I am trying to combine two frozen models (protobuffs) for object detection. The issue is one of the models is my own dataset and the other is the prebuilt model for coco dataset (just include more classes to the dataset itself). Is this possible? or is there a better approach to perform this? As training all the classes from scratch will probably take weeks. Thanks for the help in advance.


Solution

  • The issue is one of the models is my own dataset and the other is the prebuilt model for coco dataset (just include more classes to the dataset itself). Is this possible?

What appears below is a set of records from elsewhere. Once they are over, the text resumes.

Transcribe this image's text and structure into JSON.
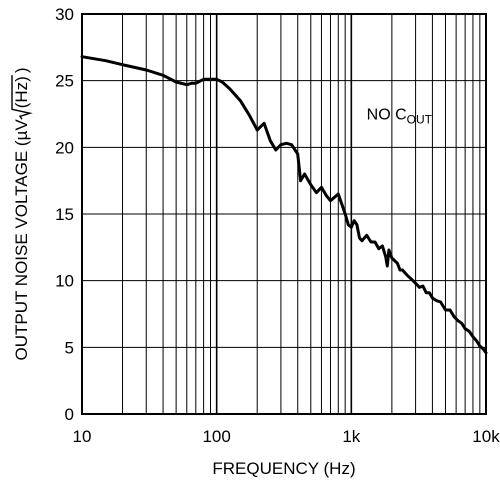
{
  "chart_data": {
    "type": "line",
    "title": "",
    "xlabel": "FREQUENCY (Hz)",
    "ylabel": "OUTPUT NOISE VOLTAGE (µV/√(Hz))",
    "ylabel_parts": {
      "main": "OUTPUT NOISE VOLTAGE (",
      "unit": "µV",
      "radicand": "(Hz)",
      "close": ")"
    },
    "xscale": "log",
    "xlim": [
      10,
      10000
    ],
    "ylim": [
      0,
      30
    ],
    "xticks": [
      {
        "value": 10,
        "label": "10"
      },
      {
        "value": 100,
        "label": "100"
      },
      {
        "value": 1000,
        "label": "1k"
      },
      {
        "value": 10000,
        "label": "10k"
      }
    ],
    "yticks": [
      0,
      5,
      10,
      15,
      20,
      25,
      30
    ],
    "grid": true,
    "annotation": {
      "main": "NO C",
      "sub": "OUT",
      "x": 1300,
      "y": 22.1
    },
    "series": [
      {
        "x": [
          10,
          15,
          20,
          30,
          40,
          50,
          60,
          65,
          70,
          80,
          90,
          100,
          110,
          125,
          150,
          175,
          200,
          225,
          250,
          275,
          300,
          330,
          360,
          400,
          420,
          450,
          500,
          550,
          600,
          650,
          700,
          800,
          900,
          950,
          1000,
          1050,
          1100,
          1150,
          1200,
          1300,
          1400,
          1500,
          1600,
          1700,
          1800,
          1850,
          1900,
          2000,
          2100,
          2200,
          2300,
          2400,
          2500,
          2600,
          2800,
          3000,
          3200,
          3400,
          3600,
          3800,
          4000,
          4300,
          4600,
          5000,
          5400,
          5800,
          6200,
          6600,
          7000,
          7500,
          8000,
          8500,
          9000,
          9500,
          10000
        ],
        "y": [
          26.8,
          26.5,
          26.2,
          25.8,
          25.4,
          24.9,
          24.7,
          24.8,
          24.8,
          25.1,
          25.1,
          25.1,
          24.9,
          24.4,
          23.5,
          22.4,
          21.3,
          21.8,
          20.5,
          19.8,
          20.2,
          20.3,
          20.2,
          19.5,
          17.5,
          18.0,
          17.2,
          16.6,
          17.0,
          16.4,
          16.0,
          16.5,
          15.0,
          14.2,
          14.0,
          14.5,
          14.2,
          13.2,
          13.0,
          13.4,
          12.9,
          12.9,
          12.4,
          12.6,
          11.8,
          11.1,
          12.3,
          11.7,
          11.5,
          11.3,
          10.8,
          10.8,
          10.6,
          10.4,
          10.1,
          9.8,
          9.5,
          9.6,
          9.1,
          9.1,
          8.7,
          8.5,
          8.4,
          7.8,
          7.8,
          7.3,
          7.0,
          6.8,
          6.4,
          6.2,
          5.8,
          5.5,
          5.1,
          4.9,
          4.6
        ]
      }
    ]
  }
}
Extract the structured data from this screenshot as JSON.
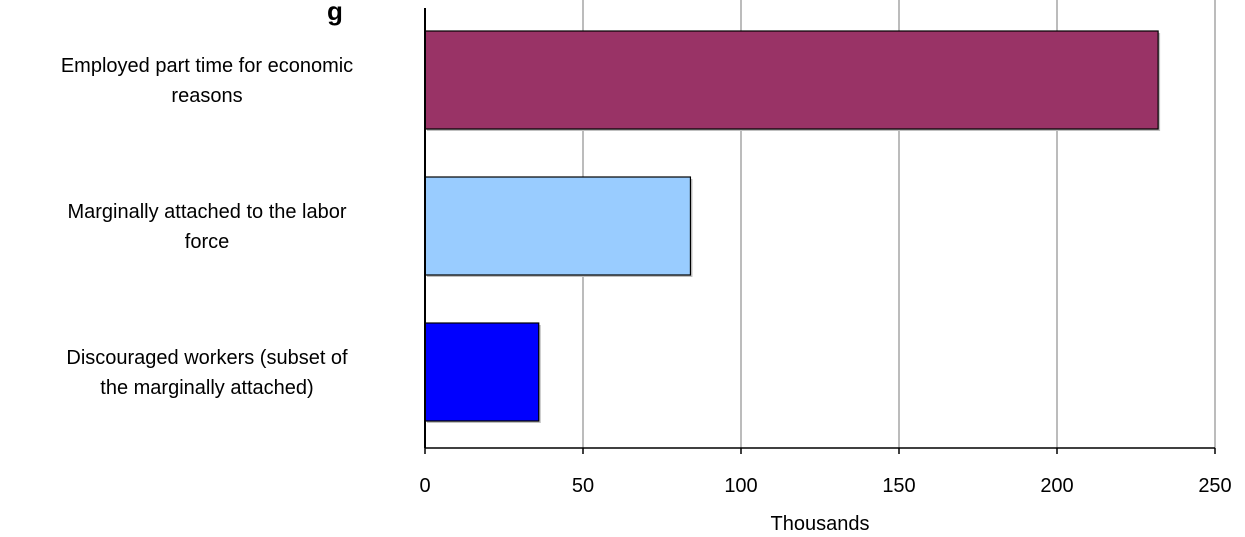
{
  "chart_data": {
    "type": "bar",
    "orientation": "horizontal",
    "title_fragment": "g",
    "categories": [
      [
        "Employed part time for economic",
        "reasons"
      ],
      [
        "Marginally attached to the labor",
        "force"
      ],
      [
        "Discouraged workers (subset of",
        "the marginally attached)"
      ]
    ],
    "values": [
      232,
      84,
      36
    ],
    "colors": [
      "#993366",
      "#99CCFF",
      "#0000FF"
    ],
    "xlabel": "Thousands",
    "xlim": [
      0,
      250
    ],
    "xticks": [
      0,
      50,
      100,
      150,
      200,
      250
    ],
    "grid": "vertical"
  }
}
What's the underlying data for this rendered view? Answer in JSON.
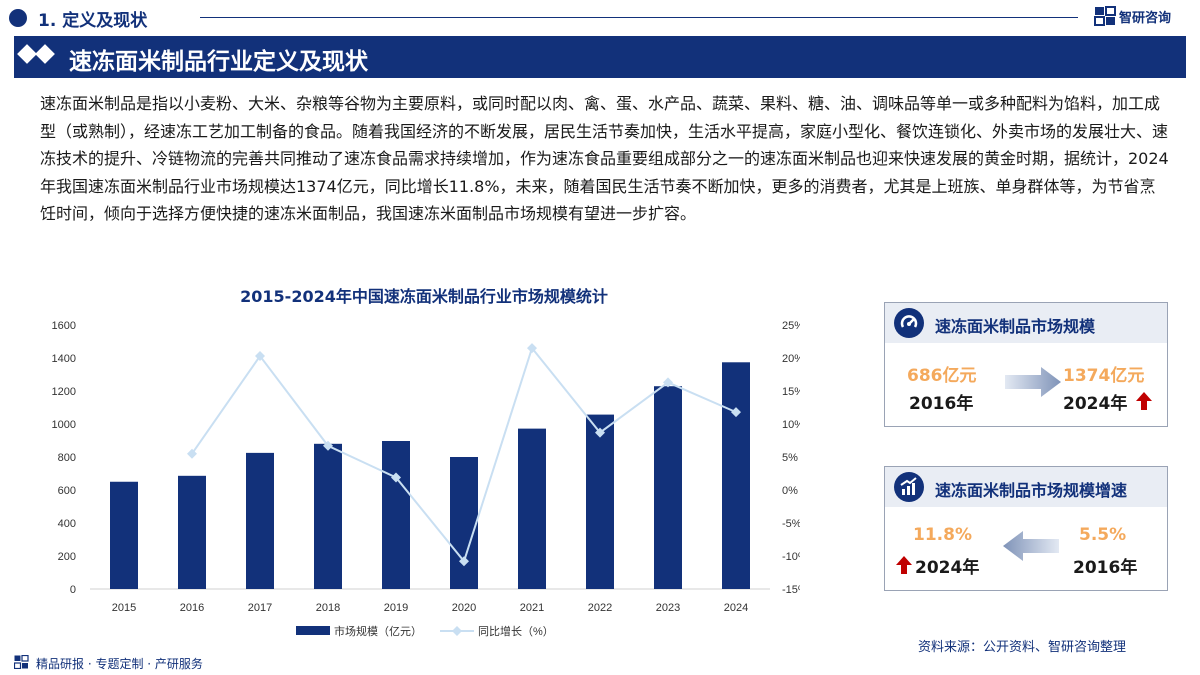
{
  "header": {
    "section_title": "1. 定义及现状",
    "logo_text": "智研咨询",
    "banner_title": "速冻面米制品行业定义及现状"
  },
  "intro": {
    "text": "速冻面米制品是指以小麦粉、大米、杂粮等谷物为主要原料，或同时配以肉、禽、蛋、水产品、蔬菜、果料、糖、油、调味品等单一或多种配料为馅料，加工成型（或熟制），经速冻工艺加工制备的食品。随着我国经济的不断发展，居民生活节奏加快，生活水平提高，家庭小型化、餐饮连锁化、外卖市场的发展壮大、速冻技术的提升、冷链物流的完善共同推动了速冻食品需求持续增加，作为速冻食品重要组成部分之一的速冻面米制品也迎来快速发展的黄金时期，据统计，2024年我国速冻面米制品行业市场规模达1374亿元，同比增长11.8%，未来，随着国民生活节奏不断加快，更多的消费者，尤其是上班族、单身群体等，为节省烹饪时间，倾向于选择方便快捷的速冻米面制品，我国速冻米面制品市场规模有望进一步扩容。"
  },
  "chart_data": {
    "type": "bar",
    "title": "2015-2024年中国速冻面米制品行业市场规模统计",
    "categories": [
      "2015",
      "2016",
      "2017",
      "2018",
      "2019",
      "2020",
      "2021",
      "2022",
      "2023",
      "2024"
    ],
    "series": [
      {
        "name": "市场规模（亿元）",
        "type": "bar",
        "axis": "left",
        "color": "#12317a",
        "values": [
          650,
          686,
          825,
          880,
          897,
          800,
          972,
          1057,
          1229,
          1374
        ]
      },
      {
        "name": "同比增长（%）",
        "type": "line",
        "axis": "right",
        "color": "#c9dff2",
        "values": [
          null,
          5.5,
          20.3,
          6.7,
          1.9,
          -10.8,
          21.5,
          8.7,
          16.3,
          11.8
        ]
      }
    ],
    "y_left": {
      "min": 0,
      "max": 1600,
      "ticks": [
        "0",
        "200",
        "400",
        "600",
        "800",
        "1000",
        "1200",
        "1400",
        "1600"
      ]
    },
    "y_right": {
      "min": -15,
      "max": 25,
      "ticks": [
        "-15%",
        "-10%",
        "-5%",
        "0%",
        "5%",
        "10%",
        "15%",
        "20%",
        "25%"
      ]
    },
    "grid": false,
    "legend_position": "bottom"
  },
  "cards": {
    "scale": {
      "title": "速冻面米制品市场规模",
      "left_value": "686亿元",
      "left_year": "2016年",
      "right_value": "1374亿元",
      "right_year": "2024年"
    },
    "growth": {
      "title": "速冻面米制品市场规模增速",
      "left_value": "11.8%",
      "left_year": "2024年",
      "right_value": "5.5%",
      "right_year": "2016年"
    }
  },
  "colors": {
    "brand": "#12317a",
    "accent_orange": "#f4a95c",
    "up_arrow": "#c00000",
    "line": "#c9dff2"
  },
  "footer": {
    "source": "资料来源：公开资料、智研咨询整理",
    "tagline": "精品研报 · 专题定制 · 产研服务"
  }
}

    Of course, it's possible. But you need to train the model again. When you train the model using your data like this,

    python object_detection/train.py \
        --logtostderr \
        --pipeline_config_path=${PATH_TO_YOUR_PIPELINE_CONFIG} \
        --train_dir=${PATH_TO_TRAIN_DIR}
    

    Here the ${PATH_TO_YOUR_PIPELINE_CONFIG} is your config file and you need to specify the pre-trained model path as below,

    fine_tune_checkpoint: "PATH_TO_BE_CONFIGURED/model.ckpt"
    

    So doing this will help your training to converge faster, because instead of starting from scratch now your network will start from coco dataset's training weights.

    You need to download the coco model from here which you want to use. Then specify the model file path on the config file demonstrated above.